Synapse [neuronal connection] loss “disrupt neural networks and cause cognitive decline seen in Alzheimer’s,” said Dr. Stephen Strittmatter, co-author of the study and founder of the company that holds the license to the drug.

Synapses are the gaps or connections between neurons, working as connection points between neurons.

Most neurons communicate by passing chemical or electrical messages from the end of the nerve past the synapse to the following neuron, forming neural networks that allow neurons across the brain and body to communicate.

Therefore, synapse loss is seen as a sign of cognitive and memory decline, due to the loss of communications of neurons across the brain.

However, prior to visible symptoms of decline in memory and behavior, a hallmark sign of AD is an accumulation of an abnormal protein called amyloid between neurons, forming plaques, often taking decades before visible signs of memory and behavioral deficits appear.

Components of amyloid and prion, a type of protein common to the brain can drive synapse and memory loss by interacting with a specific glutamate receptor on neurons.

By exposing AD mice to BMS-984923, researchers observed that the drug could bind to the neuronal receptors, filling up to 98 percent of receptor sites, but did not interfere with normal signaling of the receptor.

Whilst this prevented amyloid and other protein interactions from inducing further loss of synapse, inhibition of this interaction did not reduce the plaques forming in the brain.

The drug was also observed to recover lost synapses in both Alzheimer’s and dementia mice models.

Mice bred to old age with mimicked loss of synaptic densities seen in dementia had drastic improvements in densities following exposure, with the effects of the improvements remaining up to 1 month after the drug was administered.

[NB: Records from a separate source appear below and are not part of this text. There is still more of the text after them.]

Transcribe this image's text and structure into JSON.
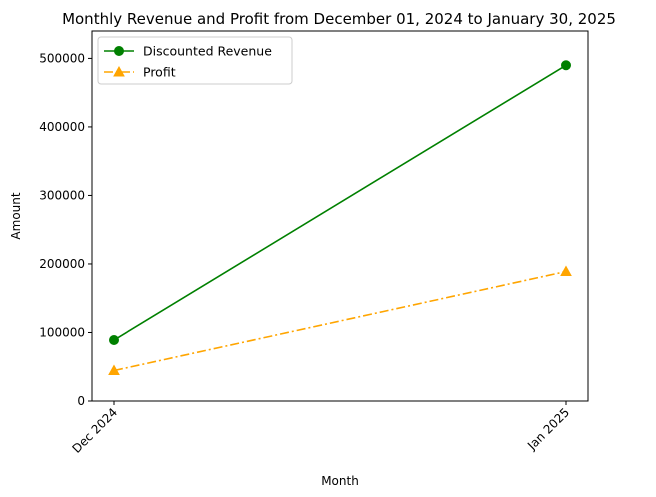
{
  "chart_data": {
    "type": "line",
    "title": "Monthly Revenue and Profit from December 01, 2024 to January 30, 2025",
    "xlabel": "Month",
    "ylabel": "Amount",
    "categories": [
      "Dec 2024",
      "Jan 2025"
    ],
    "ylim": [
      0,
      540000
    ],
    "yticks": [
      0,
      100000,
      200000,
      300000,
      400000,
      500000
    ],
    "ytick_labels": [
      "0",
      "100000",
      "200000",
      "300000",
      "400000",
      "500000"
    ],
    "grid": false,
    "legend_position": "upper-left",
    "series": [
      {
        "name": "Discounted Revenue",
        "values": [
          89000,
          490000
        ],
        "color": "#008000",
        "marker": "circle",
        "line_style": "solid"
      },
      {
        "name": "Profit",
        "values": [
          44500,
          189000
        ],
        "color": "#ffa500",
        "marker": "triangle-up",
        "line_style": "dash-dot"
      }
    ]
  }
}
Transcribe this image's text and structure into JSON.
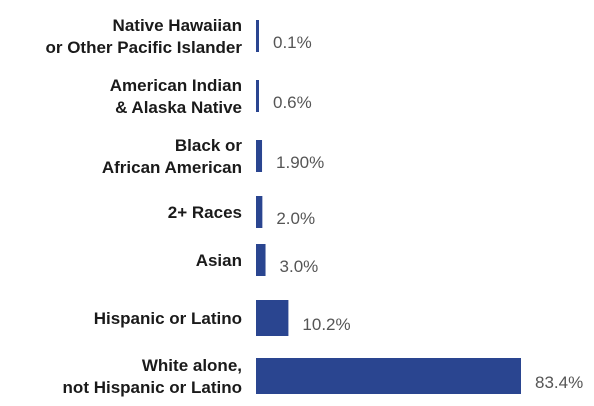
{
  "chart_data": {
    "type": "bar",
    "orientation": "horizontal",
    "categories": [
      [
        "Native Hawaiian",
        "or Other Pacific Islander"
      ],
      [
        "American Indian",
        "& Alaska Native"
      ],
      [
        "Black or",
        "African American"
      ],
      [
        "2+ Races"
      ],
      [
        "Asian"
      ],
      [
        "Hispanic or Latino"
      ],
      [
        "White alone,",
        "not Hispanic or Latino"
      ]
    ],
    "values": [
      0.1,
      0.6,
      1.9,
      2.0,
      3.0,
      10.2,
      83.4
    ],
    "value_labels": [
      "0.1%",
      "0.6%",
      "1.90%",
      "2.0%",
      "3.0%",
      "10.2%",
      "83.4%"
    ],
    "bar_color": "#2a4590",
    "title": "",
    "xlabel": "",
    "ylabel": "",
    "xlim": [
      0,
      83.4
    ],
    "grid": false,
    "legend": "none"
  }
}
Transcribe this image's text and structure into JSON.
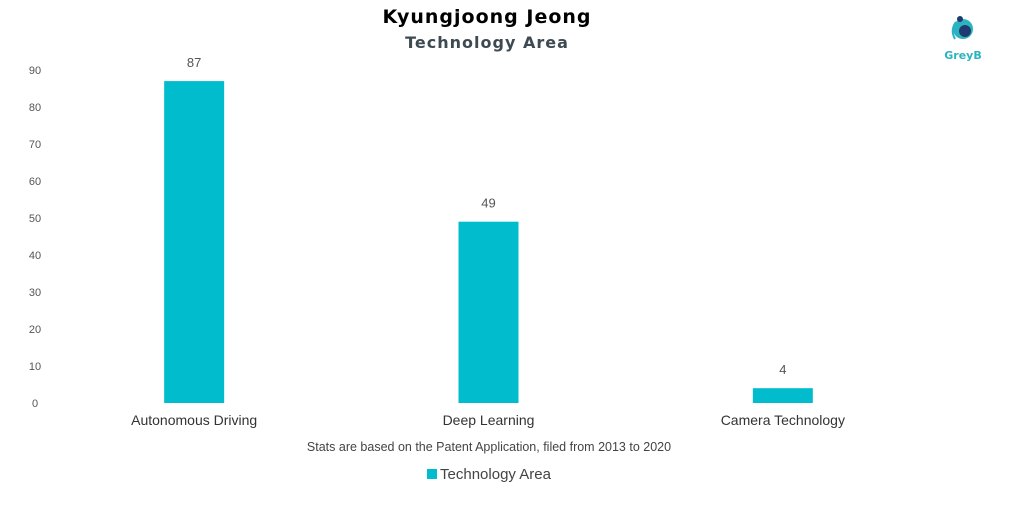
{
  "colors": {
    "bar": "#00bccd",
    "title": "#000000",
    "subtitle": "#3d4a52",
    "logo": "#2bb3c0",
    "logo_dark": "#1e3a6e"
  },
  "logo": {
    "text": "GreyB",
    "icon": "greyb-logo-icon"
  },
  "footnote": "Stats are based on the Patent Application, filed from 2013 to 2020",
  "chart_data": {
    "type": "bar",
    "title": "Kyungjoong Jeong",
    "subtitle": "Technology Area",
    "xlabel": "",
    "ylabel": "",
    "categories": [
      "Autonomous Driving",
      "Deep Learning",
      "Camera Technology"
    ],
    "series": [
      {
        "name": "Technology Area",
        "values": [
          87,
          49,
          4
        ]
      }
    ],
    "ylim": [
      0,
      90
    ],
    "yticks": [
      0,
      10,
      20,
      30,
      40,
      50,
      60,
      70,
      80,
      90
    ],
    "data_labels": true,
    "grid": false,
    "legend_position": "bottom"
  }
}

The team also mimicked early-onset AD inherited through breeding mutated mice and observed that exposure to the drug resulted in a 17 percent increase in synapse density.

Rather than recovering lost synapses, the authors found that the drug formed and stabilized new junctions by improving growth of branches in neurons, forming more connections.

However, researchers speculate that the improvement growth is a signal the drug could drive rebalance of growth and loss processes rather than simply boost synapse growth alone, as the normal mice saw no significant growth in synapses after administration.

“SAM treatment was shown to have a disease-modifying benefit,” wrote the authors, suggesting future treatments of SAM to work in synergism with other plaque-controlling treatments.

Testing for the drug in humans has begun in early-stage clinical trials.

The study is published in Science Translational Medicine, an online, peer-reviewed journal.